1. create a class conditional probability:

Explanation:

Step1: Define Events

Let’s define two events, say \( A \) (left circle) and \( B \) (right circle). The number in only \( A \) is \( 17 \), only \( B \) is \( 18 \), and both (intersection) is \( 6 \). Total in \( A \): \( 17 + 6 = 23 \), total in \( B \): \( 18 + 6 = 24 \), total overall: \( 17 + 6 + 18 = 41 \).

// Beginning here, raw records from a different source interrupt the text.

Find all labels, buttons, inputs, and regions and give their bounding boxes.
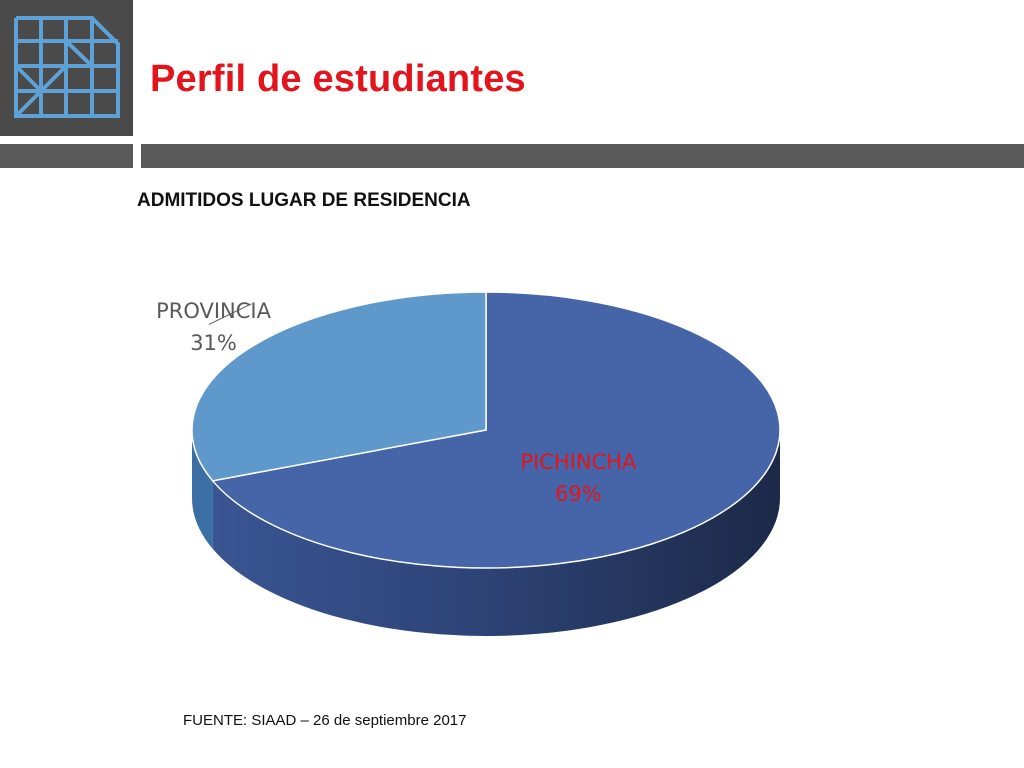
slice-label-pichincha: PICHINCHA <box>520 450 637 474</box>
page-title: Perfil de estudiantes <box>150 58 526 100</box>
slice-label-provincia: PROVINCIA <box>156 299 272 323</box>
leader-line-provincia <box>208 303 252 325</box>
chart-title: ADMITIDOS LUGAR DE RESIDENCIA <box>137 190 471 211</box>
pie-side-pichincha <box>212 430 781 636</box>
source-note: FUENTE: SIAAD – 26 de septiembre 2017 <box>183 712 467 729</box>
pie-side-provincia <box>192 430 213 549</box>
pie-slice-pichincha <box>211 291 781 569</box>
pie-slice-provincia <box>191 291 487 482</box>
slice-percent-pichincha: 69% <box>555 482 602 506</box>
grid-sheet-icon <box>14 16 120 118</box>
header-divider-left <box>0 144 133 168</box>
slice-percent-provincia: 31% <box>190 331 237 355</box>
logo-panel <box>0 0 133 136</box>
header-divider-right <box>141 144 1024 168</box>
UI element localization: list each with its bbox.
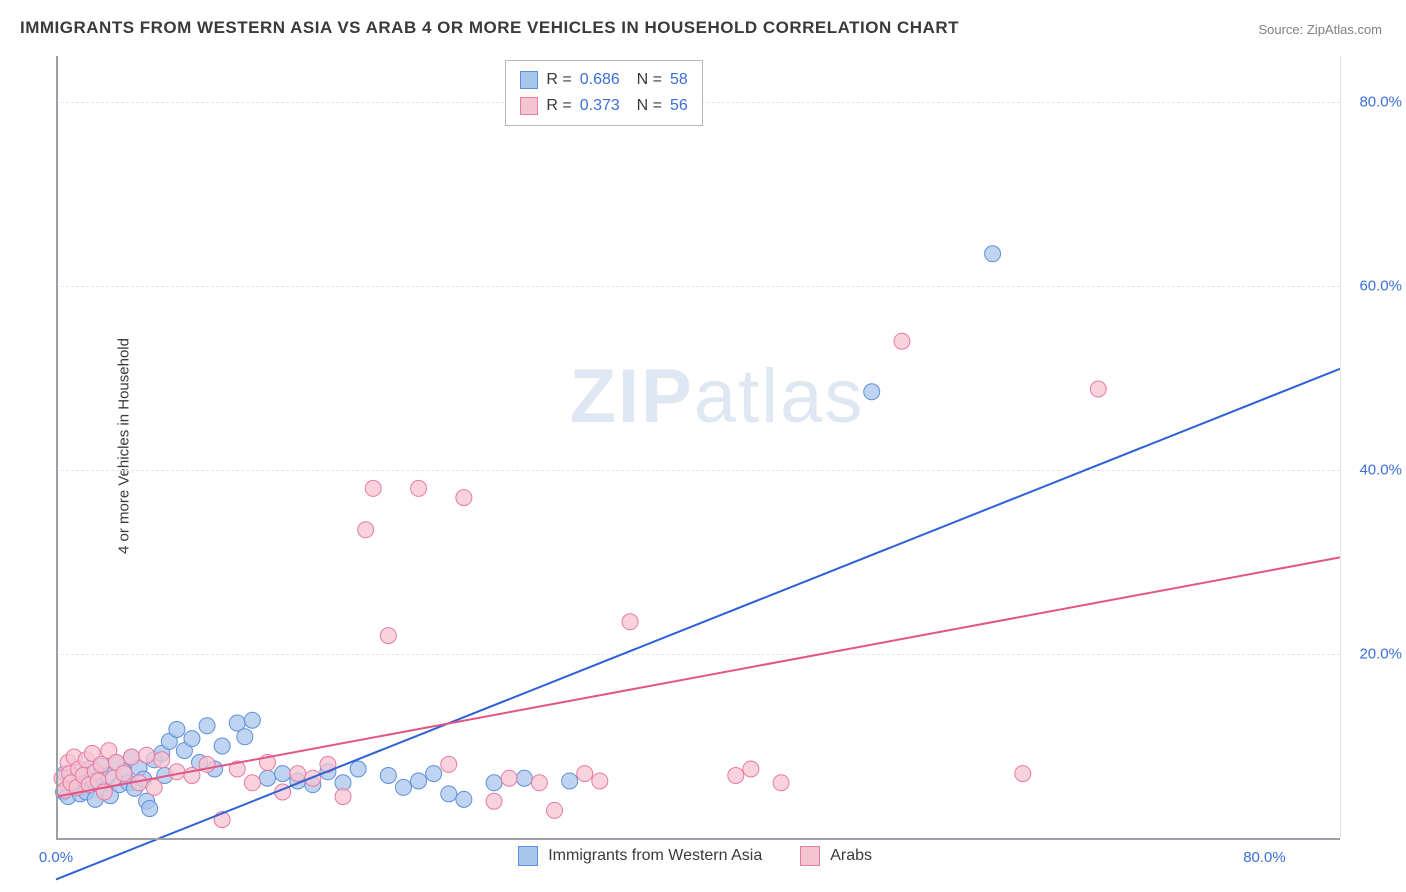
scatter-point <box>864 384 880 400</box>
trend-line <box>56 369 1340 880</box>
scatter-point <box>773 775 789 791</box>
scatter-point <box>154 752 170 768</box>
scatter-point <box>214 738 230 754</box>
legend-label: Arabs <box>830 847 872 865</box>
y-tick-label: 20.0% <box>1359 646 1402 663</box>
scatter-point <box>335 789 351 805</box>
scatter-point <box>199 718 215 734</box>
x-tick-label: 0.0% <box>39 849 73 866</box>
scatter-point <box>244 712 260 728</box>
legend-swatch <box>518 846 538 866</box>
stat-value-n: 56 <box>670 93 688 119</box>
y-axis <box>56 56 58 838</box>
scatter-point <box>516 770 532 786</box>
stat-label-r: R = <box>546 93 571 119</box>
plot-right-edge <box>1340 56 1341 838</box>
scatter-point <box>380 628 396 644</box>
scatter-point <box>237 729 253 745</box>
scatter-point <box>426 766 442 782</box>
scatter-point <box>441 786 457 802</box>
scatter-point <box>486 793 502 809</box>
y-tick-label: 60.0% <box>1359 278 1402 295</box>
scatter-point <box>139 747 155 763</box>
plot-area: 20.0%40.0%60.0%80.0%0.0%80.0%ZIPatlasR =… <box>56 56 1340 838</box>
legend: Immigrants from Western Asia Arabs <box>518 846 900 866</box>
scatter-point <box>142 801 158 817</box>
scatter-point <box>592 773 608 789</box>
scatter-point <box>562 773 578 789</box>
scatter-point <box>486 775 502 791</box>
stat-value-r: 0.686 <box>580 67 620 93</box>
scatter-point <box>290 766 306 782</box>
scatter-point <box>894 333 910 349</box>
scatter-point <box>546 802 562 818</box>
chart-title: IMMIGRANTS FROM WESTERN ASIA VS ARAB 4 O… <box>20 18 959 38</box>
scatter-point <box>441 756 457 772</box>
stat-label-r: R = <box>546 67 571 93</box>
scatter-point <box>395 779 411 795</box>
scatter-point <box>169 764 185 780</box>
x-tick-label: 80.0% <box>1243 849 1286 866</box>
stats-box: R = 0.686 N = 58 R = 0.373 N = 56 <box>505 60 702 126</box>
stats-row: R = 0.686 N = 58 <box>520 67 687 93</box>
scatter-point <box>743 761 759 777</box>
scatter-point <box>985 246 1001 262</box>
legend-swatch <box>800 846 820 866</box>
stat-label-n: N = <box>628 93 662 119</box>
scatter-point <box>244 775 260 791</box>
scatter-point <box>169 721 185 737</box>
scatter-point <box>728 767 744 783</box>
legend-label: Immigrants from Western Asia <box>548 847 762 865</box>
stat-label-n: N = <box>628 67 662 93</box>
legend-swatch <box>520 71 538 89</box>
stats-row: R = 0.373 N = 56 <box>520 93 687 119</box>
legend-swatch <box>520 97 538 115</box>
scatter-point <box>577 766 593 782</box>
scatter-point <box>124 749 140 765</box>
scatter-point <box>531 775 547 791</box>
scatter-point <box>365 480 381 496</box>
scatter-point <box>275 766 291 782</box>
scatter-point <box>350 761 366 777</box>
scatter-point <box>622 614 638 630</box>
scatter-point <box>501 770 517 786</box>
scatter-point <box>146 779 162 795</box>
stat-value-n: 58 <box>670 67 688 93</box>
scatter-point <box>1090 381 1106 397</box>
scatter-point <box>380 767 396 783</box>
scatter-point <box>1015 766 1031 782</box>
scatter-point <box>358 522 374 538</box>
scatter-point <box>184 731 200 747</box>
chart-container: IMMIGRANTS FROM WESTERN ASIA VS ARAB 4 O… <box>0 0 1406 892</box>
trend-line <box>56 557 1340 796</box>
y-tick-label: 80.0% <box>1359 94 1402 111</box>
scatter-point <box>411 773 427 789</box>
scatter-point <box>411 480 427 496</box>
scatter-point <box>259 770 275 786</box>
scatter-point <box>116 766 132 782</box>
x-axis <box>56 838 1340 840</box>
y-tick-label: 40.0% <box>1359 462 1402 479</box>
scatter-point <box>456 490 472 506</box>
scatter-point <box>456 791 472 807</box>
plot-svg <box>56 56 1340 838</box>
source-label: Source: ZipAtlas.com <box>1258 22 1382 37</box>
stat-value-r: 0.373 <box>580 93 620 119</box>
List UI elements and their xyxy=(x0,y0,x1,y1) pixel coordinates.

Step2: Choose Conditional Probability

Let's find \( P(B|A) \), the probability of \( B \) given \( A \). By formula, \( P(B|A) = \frac{P(A \cap B)}{P(A)} \). \( P(A \cap B) = \frac{6}{41} \), \( P(A) = \frac{23}{41} \). So \( P(B|A) = \frac{6/41}{23/41} = \frac{6}{23} \).

Answer:

A class - conditional probability example: If event \( A \) is the set of elements in the left circle (with \( n(A)=17 + 6=23 \)) and event \( B \) is the set of elements in the right circle (with \( n(A\cap B) = 6 \)), then the conditional probability \( P(B|A)=\frac{6}{23}\) (or other valid conditional probabilities can be constructed similarly, e.g., \( P(A|B)=\frac{6}{24}=\frac{1}{4} \)).